Above all, Phoenix endures because it refuses to cut corners and dumb down. It is clearly written by a man of considerable intellect and it does not insult its audience. There are few tales of rowdiness, or of drunken nights or hangover cures here. Readers wishing to be illuminated by memorable tales of sledging will be disappointed, too. Brearley’s book is a tale of ordinary men – or, for the most part the singular, man – performing extraordinary deeds, in a summer when the nation needed a tonic. It is about thinking cricketers fighting their way out of a corner with the help of luck and the heroics of the 25 year old central figure. It does not spare us the human frailties or insecurities that come with sporting leadership or the performance anxiety that goes with being a top rank sportsman. Instead Phoenix elevates them to being central to the narrative. Moreover,along with Botham Rekindles The Ashes Brearley makes plain that he and his team were aware that they had been involved in something that summer that would become part of the legend of the game. With the advent of that 1981 summer, Botham’s Ashes had created a kind of instant nostalgia. For although the 2005 Ashes summer was fought between incomparably stronger teams, the sheer scale of Botham’s individual achievements 24 years earlier are simply staggering in the context of his comeback. After all, very few Test series can claim terms of reference such as phoenix and Lazarus as this one does.

Given its near contemporaneous nature,Phoenix does not present us with images of embattled police officers splattered in blood or cliched portraits of the wedding of Charles and Di. The political and cultural aspects of that summer are handled deftly by Brearley and only used in the main to add colour to his descriptions of the period between the Headingley and Edgbaston Tests. This is perhaps refreshing given the modern trend among documentary makers and revisionists who insist on locating the Ashes summer of ’81 in a kind of socio-cultural time capsule, with hackneyed images of a crumbling, dystopian Britain juxtaposed with the ruritanian pomp of the royal wedding.

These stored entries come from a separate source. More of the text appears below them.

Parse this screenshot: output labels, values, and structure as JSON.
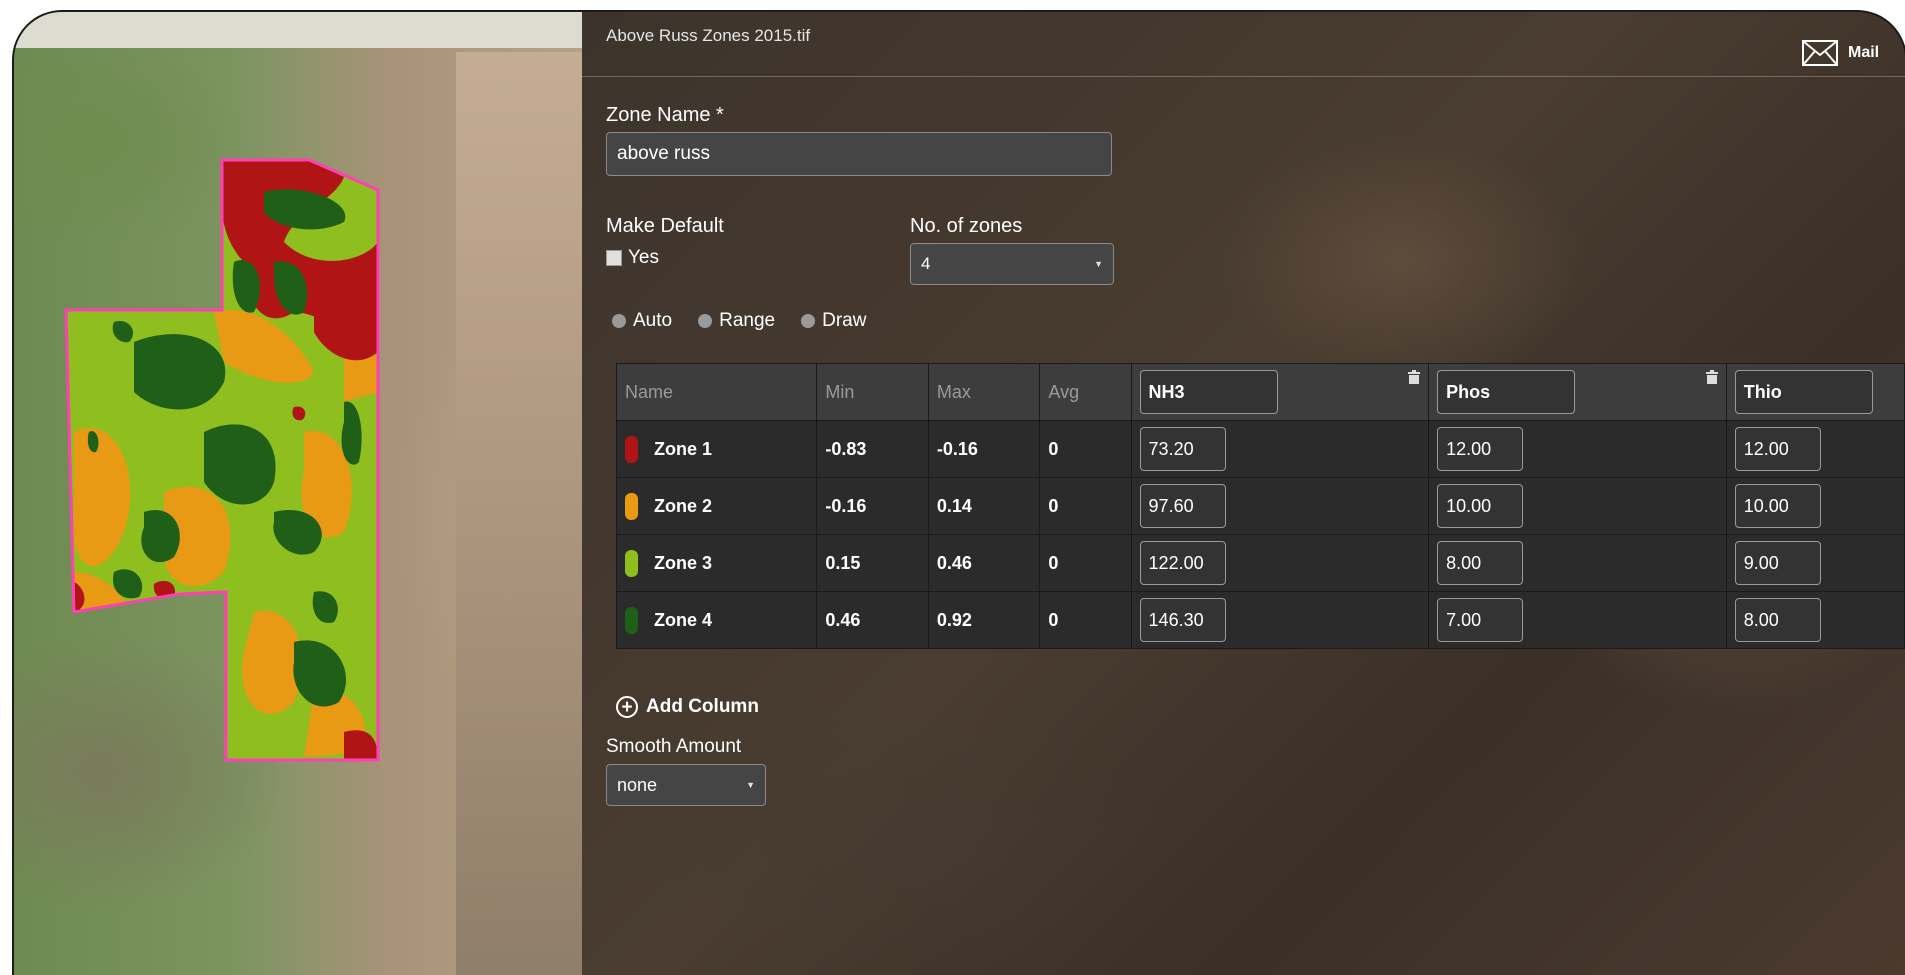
{
  "window": {
    "file_name": "Above Russ Zones 2015.tif",
    "mail_label": "Mail"
  },
  "form": {
    "zone_name_label": "Zone Name *",
    "zone_name_value": "above russ",
    "make_default_label": "Make Default",
    "make_default_option": "Yes",
    "make_default_checked": false,
    "num_zones_label": "No. of zones",
    "num_zones_value": "4",
    "modes": [
      "Auto",
      "Range",
      "Draw"
    ],
    "add_column_label": "Add Column",
    "smooth_label": "Smooth Amount",
    "smooth_value": "none"
  },
  "table": {
    "headers": {
      "name": "Name",
      "min": "Min",
      "max": "Max",
      "avg": "Avg"
    },
    "products": [
      "NH3",
      "Phos",
      "Thio"
    ],
    "rows": [
      {
        "name": "Zone 1",
        "color": "#b01414",
        "min": "-0.83",
        "max": "-0.16",
        "avg": "0",
        "values": [
          "73.20",
          "12.00",
          "12.00"
        ]
      },
      {
        "name": "Zone 2",
        "color": "#e89a14",
        "min": "-0.16",
        "max": "0.14",
        "avg": "0",
        "values": [
          "97.60",
          "10.00",
          "10.00"
        ]
      },
      {
        "name": "Zone 3",
        "color": "#8fbf1e",
        "min": "0.15",
        "max": "0.46",
        "avg": "0",
        "values": [
          "122.00",
          "8.00",
          "9.00"
        ]
      },
      {
        "name": "Zone 4",
        "color": "#1f5f17",
        "min": "0.46",
        "max": "0.92",
        "avg": "0",
        "values": [
          "146.30",
          "7.00",
          "8.00"
        ]
      }
    ]
  },
  "colors": {
    "zone_outline": "#ff3fb4",
    "zone1": "#b01414",
    "zone2": "#e89a14",
    "zone3": "#8fbf1e",
    "zone4": "#1f5f17"
  }
}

What still endures about Brearley’s work 31 years on is the erudition and incisiveness of his writing and the evocative captions that accompany the photographs. My particular favourite as a boy and one which has grown with meaning and affection with age is the caption that accompanies a wildly beaming Willey, Gooch, Gatting and a clearly drained and expressionless Willis as they sprint from the field at Headingley immediately at the moment Ray Bright’s middle stump had been removed. It is a caption that is at once pithy but is laden with the understanding that such events are ephemeral. A career in life insurance is safer notes Brearley but possibly lacks moments like these Thirty one years to the day since it all happened at English Test cricket’s most famous northern outpost that sentiment stills rings as true as ever.